Why I wrote “Shut Up and Sing!” (The Story of a Tenor)
“Shut Up and Sing!” (The Story of a Tenor) is the rather bittersweet memoir of a long-time friend and colleague of mine, Paul Veglia. (Before I became a writer, I was an opera singer.)
A talented, charismatic Italian-American, Paul has interacted with many famous people in the course of his lifetime: Sophia Loren, Leonard Bernstein, Frank Sinatra, to name a few. And that lifetime has included some astounding offers: a major role on opening night of the Metropolitan Opera, a six-figure recording contract with RCA-Victor, and a leading role in a major musical — none of which, unfortunately, came to be.
Even his marriage — to the love of his life,the daughter of movie star Paul Henreid — eventually turned into a nightmare, keeping him away from his children for many years and leading to a stay in a psychiatric hospital. Even that, however, didn’t help Paul with his problems, which could be attributed to various causes — his unhappy childhood, his overly trusting nature, other people’s jealousy, just plain bad luck, or his inability to handle his successes — and his failures.

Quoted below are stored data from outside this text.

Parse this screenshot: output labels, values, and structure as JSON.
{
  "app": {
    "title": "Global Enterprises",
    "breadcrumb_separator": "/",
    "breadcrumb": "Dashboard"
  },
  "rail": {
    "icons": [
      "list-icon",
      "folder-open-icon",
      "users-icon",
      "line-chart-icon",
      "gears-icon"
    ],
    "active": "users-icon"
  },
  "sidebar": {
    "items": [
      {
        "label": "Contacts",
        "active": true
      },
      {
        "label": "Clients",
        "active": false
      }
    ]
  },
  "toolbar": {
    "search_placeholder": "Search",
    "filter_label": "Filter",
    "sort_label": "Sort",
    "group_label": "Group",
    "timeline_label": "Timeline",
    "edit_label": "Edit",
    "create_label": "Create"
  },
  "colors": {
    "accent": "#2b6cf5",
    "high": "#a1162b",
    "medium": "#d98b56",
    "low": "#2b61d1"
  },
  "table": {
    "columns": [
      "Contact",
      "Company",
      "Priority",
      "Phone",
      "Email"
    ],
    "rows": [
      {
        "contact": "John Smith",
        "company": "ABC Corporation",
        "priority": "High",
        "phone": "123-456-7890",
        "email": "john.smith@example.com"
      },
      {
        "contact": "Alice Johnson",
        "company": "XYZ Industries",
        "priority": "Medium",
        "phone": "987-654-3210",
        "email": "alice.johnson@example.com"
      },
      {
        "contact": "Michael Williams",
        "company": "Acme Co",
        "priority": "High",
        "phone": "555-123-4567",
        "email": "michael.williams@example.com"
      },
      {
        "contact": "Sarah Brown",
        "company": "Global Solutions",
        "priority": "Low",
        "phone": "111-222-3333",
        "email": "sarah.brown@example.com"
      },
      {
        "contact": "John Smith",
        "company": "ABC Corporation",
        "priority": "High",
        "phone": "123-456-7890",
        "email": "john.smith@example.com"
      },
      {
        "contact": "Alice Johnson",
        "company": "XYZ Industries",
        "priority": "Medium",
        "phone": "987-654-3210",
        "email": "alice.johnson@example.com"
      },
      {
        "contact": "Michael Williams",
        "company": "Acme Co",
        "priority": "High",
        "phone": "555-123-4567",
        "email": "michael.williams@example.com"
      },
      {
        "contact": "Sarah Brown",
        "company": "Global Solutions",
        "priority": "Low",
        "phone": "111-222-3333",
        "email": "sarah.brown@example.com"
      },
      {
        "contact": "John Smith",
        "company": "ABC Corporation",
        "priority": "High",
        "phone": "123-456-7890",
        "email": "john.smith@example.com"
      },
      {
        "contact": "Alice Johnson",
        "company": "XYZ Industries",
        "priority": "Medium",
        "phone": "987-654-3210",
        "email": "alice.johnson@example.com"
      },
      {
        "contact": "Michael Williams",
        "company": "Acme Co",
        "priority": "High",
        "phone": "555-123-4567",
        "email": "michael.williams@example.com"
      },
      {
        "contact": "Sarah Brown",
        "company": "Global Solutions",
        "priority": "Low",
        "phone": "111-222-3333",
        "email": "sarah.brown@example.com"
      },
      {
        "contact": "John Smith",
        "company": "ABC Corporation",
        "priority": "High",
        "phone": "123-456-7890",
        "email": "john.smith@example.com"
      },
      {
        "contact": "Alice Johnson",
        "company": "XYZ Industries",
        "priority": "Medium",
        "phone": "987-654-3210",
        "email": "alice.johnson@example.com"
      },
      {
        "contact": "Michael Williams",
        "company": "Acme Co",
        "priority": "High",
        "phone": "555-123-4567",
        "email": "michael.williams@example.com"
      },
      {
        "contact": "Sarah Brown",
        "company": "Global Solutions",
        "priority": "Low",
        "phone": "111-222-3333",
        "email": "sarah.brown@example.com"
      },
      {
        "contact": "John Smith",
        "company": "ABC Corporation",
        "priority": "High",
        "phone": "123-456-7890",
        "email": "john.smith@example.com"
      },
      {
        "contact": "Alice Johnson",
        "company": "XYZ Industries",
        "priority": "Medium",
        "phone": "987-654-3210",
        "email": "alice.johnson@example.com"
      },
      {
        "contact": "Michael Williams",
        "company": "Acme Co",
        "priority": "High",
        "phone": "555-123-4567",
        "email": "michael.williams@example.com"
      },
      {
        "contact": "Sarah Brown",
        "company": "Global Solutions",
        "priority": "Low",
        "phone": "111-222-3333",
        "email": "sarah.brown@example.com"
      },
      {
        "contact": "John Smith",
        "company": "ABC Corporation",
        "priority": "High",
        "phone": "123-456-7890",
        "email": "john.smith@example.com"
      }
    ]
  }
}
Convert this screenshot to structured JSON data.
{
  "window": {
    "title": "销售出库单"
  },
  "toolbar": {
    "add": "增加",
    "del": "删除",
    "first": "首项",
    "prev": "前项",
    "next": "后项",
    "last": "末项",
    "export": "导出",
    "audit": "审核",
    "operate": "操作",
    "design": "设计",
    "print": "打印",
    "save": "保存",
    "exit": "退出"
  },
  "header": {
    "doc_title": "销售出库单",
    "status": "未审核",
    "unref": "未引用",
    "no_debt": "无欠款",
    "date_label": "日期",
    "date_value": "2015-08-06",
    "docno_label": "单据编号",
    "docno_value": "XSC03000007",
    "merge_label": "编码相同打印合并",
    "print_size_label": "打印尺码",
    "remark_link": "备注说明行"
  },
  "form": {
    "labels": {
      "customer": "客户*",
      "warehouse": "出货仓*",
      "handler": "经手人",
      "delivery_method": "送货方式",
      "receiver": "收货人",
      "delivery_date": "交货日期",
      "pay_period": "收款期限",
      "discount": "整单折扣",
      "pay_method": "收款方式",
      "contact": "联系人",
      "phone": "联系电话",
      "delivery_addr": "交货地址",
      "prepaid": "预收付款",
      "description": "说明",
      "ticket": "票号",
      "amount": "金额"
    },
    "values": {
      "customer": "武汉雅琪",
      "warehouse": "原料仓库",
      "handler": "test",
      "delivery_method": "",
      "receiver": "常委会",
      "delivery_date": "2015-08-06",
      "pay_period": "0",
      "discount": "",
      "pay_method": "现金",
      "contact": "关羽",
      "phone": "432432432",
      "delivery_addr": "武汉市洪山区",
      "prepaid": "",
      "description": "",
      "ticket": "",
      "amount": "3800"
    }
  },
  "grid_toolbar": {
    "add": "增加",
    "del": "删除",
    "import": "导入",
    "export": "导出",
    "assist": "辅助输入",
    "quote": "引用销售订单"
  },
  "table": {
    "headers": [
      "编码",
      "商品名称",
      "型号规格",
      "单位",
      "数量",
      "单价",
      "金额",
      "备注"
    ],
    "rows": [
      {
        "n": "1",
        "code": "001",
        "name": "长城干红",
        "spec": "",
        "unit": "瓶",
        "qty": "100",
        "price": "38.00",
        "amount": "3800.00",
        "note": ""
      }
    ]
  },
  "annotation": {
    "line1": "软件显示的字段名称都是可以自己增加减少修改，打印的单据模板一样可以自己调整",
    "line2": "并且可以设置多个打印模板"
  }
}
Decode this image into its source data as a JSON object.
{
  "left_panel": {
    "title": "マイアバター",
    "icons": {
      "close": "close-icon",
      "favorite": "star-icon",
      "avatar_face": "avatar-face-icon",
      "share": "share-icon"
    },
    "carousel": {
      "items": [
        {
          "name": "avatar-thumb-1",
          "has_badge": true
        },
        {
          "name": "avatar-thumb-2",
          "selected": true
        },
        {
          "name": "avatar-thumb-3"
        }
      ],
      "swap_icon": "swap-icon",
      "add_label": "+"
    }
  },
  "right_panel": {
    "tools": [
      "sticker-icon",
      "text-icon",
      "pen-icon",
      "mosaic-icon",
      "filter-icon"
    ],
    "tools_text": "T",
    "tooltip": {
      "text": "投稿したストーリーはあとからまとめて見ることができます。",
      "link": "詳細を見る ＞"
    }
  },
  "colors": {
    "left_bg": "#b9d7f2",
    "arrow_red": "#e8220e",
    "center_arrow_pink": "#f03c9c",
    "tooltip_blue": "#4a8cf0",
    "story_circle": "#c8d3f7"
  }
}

But even with all the unhappiness and uncertainty in Paul’s life, he managed to retain his optimistic outlook, largely due to a couple of qualities that never let him down: his disarmingly offbeat personality and his naturally beautiful voice, with its thrilling high notes. If only Paul — the outspoken “smart-ass” — had taken the good advice given to him by several people along the way: “Shut up and sing!”